Reporteros sin Fronteras: "Sí a la tortura"

Texto estraído de Rebelión. Autor Gennaro Carotenuto
30-08-2007

La noticia choca incluso a los que durante muchos años han denunciado las sospechosas actividades de Reporteros sin Fronteras. El jefe de esta organización, el francés Robert Ménard, durante una transmisión radiofónica en Francia, ha legitimado e incluso reivindicado el uso de la tortura.

El jefe de Reporteros sin Fronteras, una ONG nacida para defender la libertad de prensa y expresión en el mundo, Robert Ménard, en una emisión de France Culture -el audio de la que se puede escuchar en el sitio http://rue89.com/ legitimó el uso de la tortura.

Lo hizo con los argumentos típicos utilizados por los grandes torturadores de la historia, los Videla, los Pinochet: “Si hubiesen tomado de rehén a mi hija, no hubiese habido ningún límite al uso de la tortura”. Con "ningún límite" Ménard entendió realmente ninguno, incluyendo la captura y tortura de familiares inocentes de presuntos terroristas.

Lo que Ménard defiende es lo que en Argelia hicieron cientos de veces los franceses y luego fue repetido miles de veces por las dictaduras (y a veces por las democracias) latinoamericanas que, como se pudo reconstruir, entrenaron a sus torturadores en Estados Unidos, pero a menudo con técnicas estrenadas por los franceses en Argelia e Indochina.

Para ser aún más claro y no dar lugar a malentendidos, Ménard citó el caso de Daniel Pearl, el periodista del Wall Street Journal secuestrado y asesinado en Paquistán. Para liberarlo, la dictadura amiga de Pervez Musharraf arrestó y torturó a los familiares de los presuntos captores. La conclusión es conocida. Con rara cobardía Ménard, para sustentar su tesis se escondió tras la viuda Pearl que, según él, defendería el uso de la tortura por la policía paquistaní en el vano intento de salvar a su marido.

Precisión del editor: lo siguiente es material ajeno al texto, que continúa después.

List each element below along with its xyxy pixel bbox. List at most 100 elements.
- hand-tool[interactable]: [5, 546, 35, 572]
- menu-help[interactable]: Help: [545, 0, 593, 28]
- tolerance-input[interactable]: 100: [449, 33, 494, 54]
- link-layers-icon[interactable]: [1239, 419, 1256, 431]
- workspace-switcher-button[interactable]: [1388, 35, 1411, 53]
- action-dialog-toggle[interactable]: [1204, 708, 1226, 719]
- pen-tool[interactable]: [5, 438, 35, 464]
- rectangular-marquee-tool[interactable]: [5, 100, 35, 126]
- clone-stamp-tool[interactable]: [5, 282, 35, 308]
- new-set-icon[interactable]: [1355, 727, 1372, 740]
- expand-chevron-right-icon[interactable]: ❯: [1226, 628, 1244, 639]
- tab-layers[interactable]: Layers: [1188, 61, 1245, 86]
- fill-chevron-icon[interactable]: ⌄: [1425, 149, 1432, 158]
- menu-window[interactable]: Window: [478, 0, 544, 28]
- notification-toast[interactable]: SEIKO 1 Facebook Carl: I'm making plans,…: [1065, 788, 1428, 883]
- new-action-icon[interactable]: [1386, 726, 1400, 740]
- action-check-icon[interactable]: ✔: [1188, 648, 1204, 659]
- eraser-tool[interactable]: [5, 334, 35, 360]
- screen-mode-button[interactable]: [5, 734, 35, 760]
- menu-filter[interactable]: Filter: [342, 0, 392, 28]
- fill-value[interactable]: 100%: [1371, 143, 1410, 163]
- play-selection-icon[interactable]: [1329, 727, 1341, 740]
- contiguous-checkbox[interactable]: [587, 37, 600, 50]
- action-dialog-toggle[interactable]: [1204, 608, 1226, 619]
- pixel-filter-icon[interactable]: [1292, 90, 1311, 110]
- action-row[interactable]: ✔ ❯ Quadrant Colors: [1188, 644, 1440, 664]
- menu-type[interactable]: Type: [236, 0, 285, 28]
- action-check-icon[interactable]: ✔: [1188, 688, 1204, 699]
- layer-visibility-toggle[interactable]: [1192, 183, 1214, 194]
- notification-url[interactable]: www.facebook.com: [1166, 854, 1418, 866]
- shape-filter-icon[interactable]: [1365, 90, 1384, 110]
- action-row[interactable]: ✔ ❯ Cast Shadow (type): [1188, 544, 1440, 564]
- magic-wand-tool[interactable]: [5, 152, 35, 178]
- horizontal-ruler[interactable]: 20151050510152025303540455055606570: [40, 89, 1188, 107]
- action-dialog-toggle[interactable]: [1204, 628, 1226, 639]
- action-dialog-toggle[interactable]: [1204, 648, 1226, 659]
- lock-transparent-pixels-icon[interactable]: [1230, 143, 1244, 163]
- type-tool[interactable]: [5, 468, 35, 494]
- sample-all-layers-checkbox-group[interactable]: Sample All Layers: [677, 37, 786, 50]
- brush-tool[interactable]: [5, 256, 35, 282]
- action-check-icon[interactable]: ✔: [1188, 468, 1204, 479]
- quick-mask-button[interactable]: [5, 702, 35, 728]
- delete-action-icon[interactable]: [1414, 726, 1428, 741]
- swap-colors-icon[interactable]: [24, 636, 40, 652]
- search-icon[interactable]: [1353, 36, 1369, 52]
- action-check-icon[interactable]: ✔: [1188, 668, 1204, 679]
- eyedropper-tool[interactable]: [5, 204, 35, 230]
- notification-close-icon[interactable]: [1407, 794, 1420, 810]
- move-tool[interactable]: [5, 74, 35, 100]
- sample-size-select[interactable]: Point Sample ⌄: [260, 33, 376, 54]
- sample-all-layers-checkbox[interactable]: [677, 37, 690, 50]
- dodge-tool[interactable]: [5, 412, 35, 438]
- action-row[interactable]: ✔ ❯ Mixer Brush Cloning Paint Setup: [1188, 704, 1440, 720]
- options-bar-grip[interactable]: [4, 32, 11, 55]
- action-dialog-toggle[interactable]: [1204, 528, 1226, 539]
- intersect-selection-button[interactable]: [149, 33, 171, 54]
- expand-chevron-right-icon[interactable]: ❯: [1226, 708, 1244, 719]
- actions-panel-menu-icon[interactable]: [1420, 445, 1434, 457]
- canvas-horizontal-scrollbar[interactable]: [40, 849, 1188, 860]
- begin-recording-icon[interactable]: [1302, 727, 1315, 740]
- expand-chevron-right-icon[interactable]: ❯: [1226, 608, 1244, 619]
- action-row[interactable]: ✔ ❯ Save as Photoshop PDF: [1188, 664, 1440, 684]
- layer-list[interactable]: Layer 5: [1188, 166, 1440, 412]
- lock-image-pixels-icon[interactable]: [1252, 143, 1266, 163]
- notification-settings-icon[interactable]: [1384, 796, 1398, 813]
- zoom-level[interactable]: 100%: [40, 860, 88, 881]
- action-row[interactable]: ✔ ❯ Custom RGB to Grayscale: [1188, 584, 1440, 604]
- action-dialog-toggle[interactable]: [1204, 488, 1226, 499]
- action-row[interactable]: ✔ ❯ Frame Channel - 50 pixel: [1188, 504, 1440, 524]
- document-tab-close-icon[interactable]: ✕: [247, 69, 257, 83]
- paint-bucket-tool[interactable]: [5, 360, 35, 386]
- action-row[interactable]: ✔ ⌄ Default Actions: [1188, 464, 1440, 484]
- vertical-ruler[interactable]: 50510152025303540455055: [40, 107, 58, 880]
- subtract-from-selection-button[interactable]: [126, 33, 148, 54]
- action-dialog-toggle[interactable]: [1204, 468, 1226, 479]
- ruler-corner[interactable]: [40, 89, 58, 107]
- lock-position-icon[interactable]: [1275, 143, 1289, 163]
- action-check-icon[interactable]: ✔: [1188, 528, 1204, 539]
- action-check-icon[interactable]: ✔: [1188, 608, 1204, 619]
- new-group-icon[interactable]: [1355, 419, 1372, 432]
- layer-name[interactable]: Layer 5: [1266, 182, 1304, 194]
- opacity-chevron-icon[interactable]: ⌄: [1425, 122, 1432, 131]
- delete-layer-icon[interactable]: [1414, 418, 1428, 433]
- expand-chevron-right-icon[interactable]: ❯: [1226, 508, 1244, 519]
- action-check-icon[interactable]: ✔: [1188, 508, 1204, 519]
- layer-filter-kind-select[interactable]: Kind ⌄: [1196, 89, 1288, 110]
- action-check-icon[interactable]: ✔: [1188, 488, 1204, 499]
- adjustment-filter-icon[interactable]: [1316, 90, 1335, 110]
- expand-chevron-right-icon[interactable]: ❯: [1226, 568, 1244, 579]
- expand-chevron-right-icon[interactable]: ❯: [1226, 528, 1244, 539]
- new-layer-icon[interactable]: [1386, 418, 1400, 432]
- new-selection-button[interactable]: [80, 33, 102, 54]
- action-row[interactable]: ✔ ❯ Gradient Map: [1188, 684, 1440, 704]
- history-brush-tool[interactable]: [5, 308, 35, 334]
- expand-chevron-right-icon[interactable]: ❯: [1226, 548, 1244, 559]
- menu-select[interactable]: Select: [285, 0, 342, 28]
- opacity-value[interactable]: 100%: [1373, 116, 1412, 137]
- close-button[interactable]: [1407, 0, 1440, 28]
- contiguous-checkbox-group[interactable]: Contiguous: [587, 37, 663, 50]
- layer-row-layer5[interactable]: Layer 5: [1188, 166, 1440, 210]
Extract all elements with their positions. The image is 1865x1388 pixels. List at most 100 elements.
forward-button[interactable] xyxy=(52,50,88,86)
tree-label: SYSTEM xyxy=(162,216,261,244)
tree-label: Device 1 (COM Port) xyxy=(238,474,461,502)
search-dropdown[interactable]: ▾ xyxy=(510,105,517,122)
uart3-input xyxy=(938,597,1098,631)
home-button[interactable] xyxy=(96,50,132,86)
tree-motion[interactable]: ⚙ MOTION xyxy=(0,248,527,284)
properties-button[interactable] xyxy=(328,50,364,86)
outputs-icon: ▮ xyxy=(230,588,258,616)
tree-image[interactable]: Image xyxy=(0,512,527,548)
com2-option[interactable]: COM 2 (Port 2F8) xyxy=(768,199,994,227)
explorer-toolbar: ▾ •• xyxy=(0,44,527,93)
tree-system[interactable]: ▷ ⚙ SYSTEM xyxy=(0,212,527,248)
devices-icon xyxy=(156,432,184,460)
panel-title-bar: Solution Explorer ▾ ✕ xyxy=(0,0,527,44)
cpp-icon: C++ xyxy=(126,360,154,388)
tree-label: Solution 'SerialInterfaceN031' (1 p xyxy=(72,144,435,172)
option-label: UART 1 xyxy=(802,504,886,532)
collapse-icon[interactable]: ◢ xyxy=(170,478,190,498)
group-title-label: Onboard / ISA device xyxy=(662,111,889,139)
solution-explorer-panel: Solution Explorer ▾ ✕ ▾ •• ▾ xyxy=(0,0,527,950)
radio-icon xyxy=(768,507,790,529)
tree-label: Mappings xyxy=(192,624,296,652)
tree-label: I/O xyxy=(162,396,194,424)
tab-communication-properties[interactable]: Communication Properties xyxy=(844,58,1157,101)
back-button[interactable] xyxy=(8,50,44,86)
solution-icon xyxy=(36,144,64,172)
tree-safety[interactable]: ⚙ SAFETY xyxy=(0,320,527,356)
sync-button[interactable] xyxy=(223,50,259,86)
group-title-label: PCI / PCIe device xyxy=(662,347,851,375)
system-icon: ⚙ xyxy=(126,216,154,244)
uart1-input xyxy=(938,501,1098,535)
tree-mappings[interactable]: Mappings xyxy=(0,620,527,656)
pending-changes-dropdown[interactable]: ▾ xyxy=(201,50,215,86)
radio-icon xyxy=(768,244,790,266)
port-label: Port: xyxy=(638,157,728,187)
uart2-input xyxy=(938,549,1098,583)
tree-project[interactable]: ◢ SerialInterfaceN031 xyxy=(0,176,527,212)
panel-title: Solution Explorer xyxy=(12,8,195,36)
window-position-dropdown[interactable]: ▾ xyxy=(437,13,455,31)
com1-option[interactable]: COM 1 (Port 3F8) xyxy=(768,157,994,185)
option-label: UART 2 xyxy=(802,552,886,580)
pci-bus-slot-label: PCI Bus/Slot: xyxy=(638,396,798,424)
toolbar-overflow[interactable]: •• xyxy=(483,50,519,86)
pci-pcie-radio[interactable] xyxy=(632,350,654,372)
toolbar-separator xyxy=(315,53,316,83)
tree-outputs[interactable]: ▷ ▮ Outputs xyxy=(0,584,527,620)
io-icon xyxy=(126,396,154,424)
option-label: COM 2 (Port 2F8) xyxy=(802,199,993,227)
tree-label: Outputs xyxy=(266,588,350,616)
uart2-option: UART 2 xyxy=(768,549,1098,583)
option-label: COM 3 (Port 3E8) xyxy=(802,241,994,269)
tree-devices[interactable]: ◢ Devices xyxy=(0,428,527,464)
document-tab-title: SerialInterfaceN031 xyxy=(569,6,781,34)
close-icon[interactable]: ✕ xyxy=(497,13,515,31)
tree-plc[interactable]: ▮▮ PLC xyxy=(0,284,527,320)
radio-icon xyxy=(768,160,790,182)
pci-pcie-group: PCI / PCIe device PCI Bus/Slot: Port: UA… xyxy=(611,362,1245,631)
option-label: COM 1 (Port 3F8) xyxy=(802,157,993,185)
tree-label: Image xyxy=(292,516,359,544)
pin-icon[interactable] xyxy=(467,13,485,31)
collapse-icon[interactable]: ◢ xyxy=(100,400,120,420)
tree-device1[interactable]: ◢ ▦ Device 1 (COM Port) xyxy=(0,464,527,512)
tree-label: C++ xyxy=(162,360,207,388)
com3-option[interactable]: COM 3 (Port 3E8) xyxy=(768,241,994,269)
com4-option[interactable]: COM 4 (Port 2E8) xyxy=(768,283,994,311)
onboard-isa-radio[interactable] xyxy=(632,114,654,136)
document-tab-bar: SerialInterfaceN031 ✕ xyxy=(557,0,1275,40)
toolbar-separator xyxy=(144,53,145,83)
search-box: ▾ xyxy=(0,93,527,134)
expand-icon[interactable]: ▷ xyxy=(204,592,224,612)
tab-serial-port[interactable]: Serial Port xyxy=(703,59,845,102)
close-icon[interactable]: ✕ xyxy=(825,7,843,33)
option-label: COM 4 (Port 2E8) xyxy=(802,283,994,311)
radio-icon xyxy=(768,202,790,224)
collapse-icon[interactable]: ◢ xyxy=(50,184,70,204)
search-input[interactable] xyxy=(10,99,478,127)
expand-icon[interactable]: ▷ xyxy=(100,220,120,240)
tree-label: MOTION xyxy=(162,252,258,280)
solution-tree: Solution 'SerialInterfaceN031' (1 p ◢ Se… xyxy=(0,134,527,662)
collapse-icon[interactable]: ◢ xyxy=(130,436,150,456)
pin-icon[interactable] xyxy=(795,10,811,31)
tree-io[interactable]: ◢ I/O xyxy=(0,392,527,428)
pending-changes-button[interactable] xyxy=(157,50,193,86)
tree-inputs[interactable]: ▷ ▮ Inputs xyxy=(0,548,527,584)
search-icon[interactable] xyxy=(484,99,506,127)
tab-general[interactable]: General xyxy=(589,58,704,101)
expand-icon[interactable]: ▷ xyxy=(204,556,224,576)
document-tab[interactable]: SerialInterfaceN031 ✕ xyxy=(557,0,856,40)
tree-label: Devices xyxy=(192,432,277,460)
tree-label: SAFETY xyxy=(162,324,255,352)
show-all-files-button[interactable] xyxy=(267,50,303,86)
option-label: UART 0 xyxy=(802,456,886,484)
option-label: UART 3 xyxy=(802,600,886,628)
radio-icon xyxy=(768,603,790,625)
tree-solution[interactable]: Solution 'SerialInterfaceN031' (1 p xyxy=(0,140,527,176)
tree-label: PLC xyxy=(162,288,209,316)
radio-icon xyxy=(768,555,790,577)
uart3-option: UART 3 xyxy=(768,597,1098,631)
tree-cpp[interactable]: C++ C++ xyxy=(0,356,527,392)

Y aquí está el quid. Ménard, en su afán por crear una construcción ideológica que defienda Guantánamo y Abu Grahib, está fingiendo olvidarse de que saltar el límite de la tortura lo único que hace es igualar a los torturadores con los presuntos terroristas infrahumanos a quienes combaten. En Guatemala los manuales enseñaban a sacar los ojos a los niños para obligar a hablar a los padres. En Paquistán, como en Abu Grahib, Iraq, justificándose con la nobleza de la causa antiterrorista, usan los mismos manuales. Sin embargo el pobre Pearl fue igualmente asesinado.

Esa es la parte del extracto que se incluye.